If the exe created by this project is referenced in another (small) project, the small project instantly becomes as sluggish as the large project. Similarly, if I add all the files from a large project to a small project individually, the small project will become equally sluggish.
A large project refers to a large managed project in C ++, but if I add the same link (and call the function from the link to make sure it is loaded) in a small project, the small project still runs quickly.
My big project uses SandDock. If my small project uses SandDock, it is still fast.
My large project contains about 60 user controls that appear in the toolbar. If I add 60 user controls to a small project, the small project will still be fast.
If I make user controls hidden from the toolbar using [System.ComponentModel.ToolboxItem (false)], the large project is still slow.
The problem arises in both vs2005 and vs2008.

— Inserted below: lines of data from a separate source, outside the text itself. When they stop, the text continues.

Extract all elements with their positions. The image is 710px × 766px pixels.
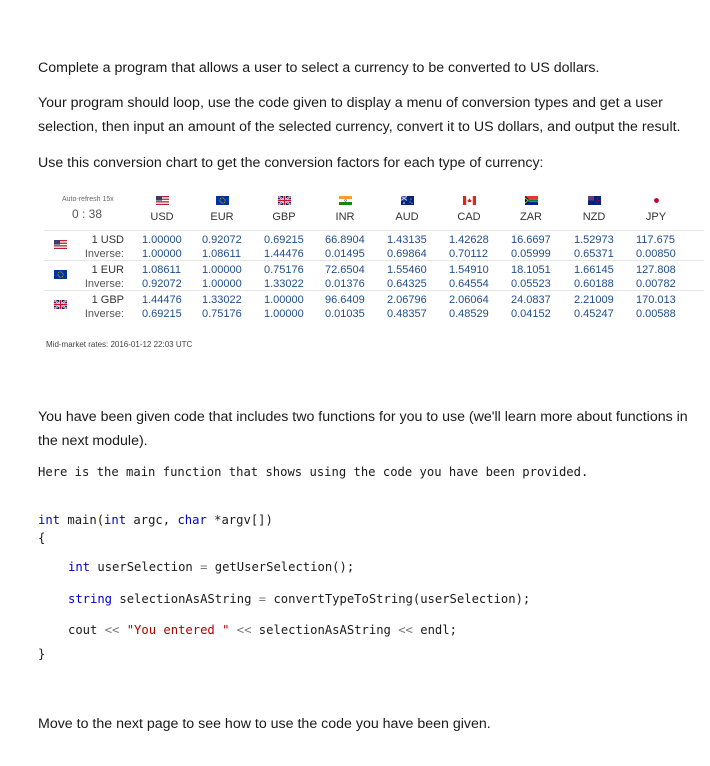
rate-cell: 170.013 <box>636 294 676 306</box>
inverse-rate-cell: 0.04152 <box>511 308 551 320</box>
south-africa-flag-icon <box>525 196 538 205</box>
rate-cell: 1.33022 <box>202 294 242 306</box>
column-header-nzd[interactable] <box>568 196 620 223</box>
rate-cell: 0.75176 <box>264 264 304 276</box>
new-zealand-flag-icon <box>588 196 601 205</box>
rate-cell: 1.52973 <box>574 234 614 246</box>
rate-cell: 1.43135 <box>387 234 427 246</box>
rate-cell: 2.06064 <box>449 294 489 306</box>
inverse-rate-cell: 0.45247 <box>574 308 614 320</box>
inverse-rate-cell: 0.69864 <box>387 248 427 260</box>
inverse-rate-cell: 1.08611 <box>202 248 241 260</box>
column-header-gbp[interactable] <box>258 196 310 223</box>
inverse-rate-cell: 0.65371 <box>574 248 614 260</box>
rate-cell: 18.1051 <box>511 264 551 276</box>
column-header-label: ZAR <box>520 211 542 223</box>
rate-cell: 1.42628 <box>449 234 489 246</box>
inverse-rate-cell: 0.48529 <box>449 308 489 320</box>
row-currency-label: 1 EUR <box>91 264 124 276</box>
rate-cell: 1.55460 <box>387 264 427 276</box>
main-function-intro: Here is the main function that shows using the code you have been provided. <box>38 465 589 479</box>
rate-cell: 24.0837 <box>511 294 551 306</box>
inverse-rate-cell: 0.05999 <box>511 248 551 260</box>
chart-intro-paragraph: Use this conversion chart to get the conversion factors for each type of currency: <box>38 155 544 171</box>
row-inverse-label: Inverse: <box>84 278 124 290</box>
inverse-rate-cell: 0.69215 <box>142 308 182 320</box>
row-currency-label: 1 USD <box>91 234 124 246</box>
rate-cell: 16.6697 <box>511 234 551 246</box>
inverse-rate-cell: 0.00782 <box>636 278 676 290</box>
inverse-rate-cell: 0.00850 <box>636 248 676 260</box>
rate-cell: 2.21009 <box>574 294 614 306</box>
inverse-rate-cell: 0.64554 <box>449 278 489 290</box>
column-header-zar[interactable] <box>505 196 557 223</box>
column-header-label: USD <box>150 211 174 223</box>
inverse-rate-cell: 0.01376 <box>325 278 365 290</box>
code-line-close-brace: } <box>38 647 46 661</box>
row-inverse-label: Inverse: <box>84 308 124 320</box>
column-header-cad[interactable] <box>443 196 495 223</box>
inverse-rate-cell: 0.64325 <box>387 278 427 290</box>
india-flag-icon <box>339 196 352 205</box>
rate-cell: 1.44476 <box>142 294 182 306</box>
eu-flag-icon <box>216 196 229 205</box>
row-divider <box>44 260 704 261</box>
us-flag-icon <box>156 196 169 205</box>
instructions-paragraph: Your program should loop, use the code given to display a menu of conversion types and get a user selection, then input an amount of the selected currency, convert it to US dollars, and output the result. <box>38 95 681 135</box>
uk-flag-icon <box>278 196 291 205</box>
column-header-label: INR <box>335 211 355 223</box>
row-inverse-label: Inverse: <box>84 248 124 260</box>
rate-cell: 0.69215 <box>264 234 304 246</box>
code-line-user-selection: int userSelection = getUserSelection(); <box>68 560 355 574</box>
rate-cell: 1.54910 <box>449 264 489 276</box>
column-header-eur[interactable] <box>196 196 248 223</box>
inverse-rate-cell: 1.00000 <box>264 308 304 320</box>
rate-cell: 127.808 <box>636 264 676 276</box>
inverse-rate-cell: 0.75176 <box>202 308 242 320</box>
column-header-label: EUR <box>210 211 234 223</box>
rate-cell: 1.00000 <box>264 294 304 306</box>
inverse-rate-cell: 0.60188 <box>574 278 614 290</box>
inverse-rate-cell: 0.01035 <box>325 308 365 320</box>
rate-cell: 66.8904 <box>325 234 365 246</box>
inverse-rate-cell: 1.00000 <box>202 278 242 290</box>
column-header-label: JPY <box>645 211 667 223</box>
functions-paragraph: You have been given code that includes two functions for you to use (we'll learn more about functions in the next module). <box>38 409 688 449</box>
inverse-rate-cell: 0.48357 <box>387 308 427 320</box>
row-currency-label: 1 GBP <box>91 294 124 306</box>
inverse-rate-cell: 0.92072 <box>142 278 182 290</box>
inverse-rate-cell: 0.01495 <box>325 248 365 260</box>
code-line-cout: cout << "You entered " << selectionAsAString << endl; <box>68 623 457 637</box>
column-header-label: GBP <box>272 211 296 223</box>
inverse-rate-cell: 1.00000 <box>142 248 182 260</box>
rate-cell: 72.6504 <box>325 264 365 276</box>
refresh-timer: 0 : 38 <box>72 207 103 221</box>
rate-cell: 0.92072 <box>202 234 242 246</box>
rate-cell: 96.6409 <box>325 294 365 306</box>
inverse-rate-cell: 0.05523 <box>511 278 551 290</box>
code-line-selection-string: string selectionAsAString = convertTypeToString(userSelection); <box>68 592 531 606</box>
rate-cell: 1.00000 <box>142 234 182 246</box>
column-header-aud[interactable] <box>381 196 433 223</box>
mid-market-rates-label: Mid-market rates: 2016-01-12 22:03 UTC <box>46 340 193 349</box>
intro-paragraph: Complete a program that allows a user to select a currency to be converted to US dollars. <box>38 60 600 76</box>
inverse-rate-cell: 1.33022 <box>264 278 304 290</box>
code-line-open-brace: { <box>38 531 46 545</box>
column-header-label: AUD <box>395 211 419 223</box>
currency-conversion-chart <box>44 196 704 349</box>
column-header-inr[interactable] <box>319 196 371 223</box>
code-line-main: int main(int argc, char *argv[]) <box>38 513 273 527</box>
rate-cell: 2.06796 <box>387 294 427 306</box>
column-header-usd[interactable] <box>136 196 188 223</box>
inverse-rate-cell: 1.44476 <box>264 248 304 260</box>
rate-cell: 1.66145 <box>574 264 614 276</box>
japan-flag-icon <box>650 196 663 205</box>
column-header-label: NZD <box>582 211 606 223</box>
rate-cell: 117.675 <box>636 234 675 246</box>
next-page-paragraph: Move to the next page to see how to use the code you have been given. <box>38 716 491 732</box>
row-divider <box>44 230 704 231</box>
australia-flag-icon <box>401 196 414 205</box>
inverse-rate-cell: 0.00588 <box>636 308 676 320</box>
auto-refresh-label[interactable]: Auto-refresh 15x <box>62 196 114 203</box>
column-header-jpy[interactable] <box>630 196 682 223</box>
column-header-label: CAD <box>457 211 481 223</box>
rate-cell: 1.08611 <box>142 264 181 276</box>
row-divider <box>44 290 704 291</box>
canada-flag-icon <box>463 196 476 205</box>
rate-cell: 1.00000 <box>202 264 242 276</box>
inverse-rate-cell: 0.70112 <box>449 248 488 260</box>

What can make a large project so slow as to open design for the first time? Some other links? A large number of controls? A large number of classes? Any other reason?
One thing I noticed (though perhaps a red herring) is that the ProjectAssemblies folder (C: \ Documents and Settings \ tim.gradwell \ Local Settings \ Application Data \ Microsoft \ VisualStudio \ 9.0 \ ProjectAssemblies) is huge (> 1 GB) and most folders here have a copy of my managed C ++ dll! It seems that these folders are recreated each time the project view is reopened (after recompilation). Could this have anything to do with moderation?
Additional Information:
A dashboard in a user control or form makes it take 60 seconds. Removing the dashboard (but still having several other controls on the form) allows the switch to instantly view the design.
This is not the whole story, though ... The toolkit in a completely new project does not cause a massive slowdown - so there should be something in my big project that affects the toolbars. In addition, some other forms / controls that do not have dashboards on them still take 60 seconds to display the design view, so anything affecting the dashboards also affects other controls. I will continue to try to pinpoint which controls and perhaps even what causes it!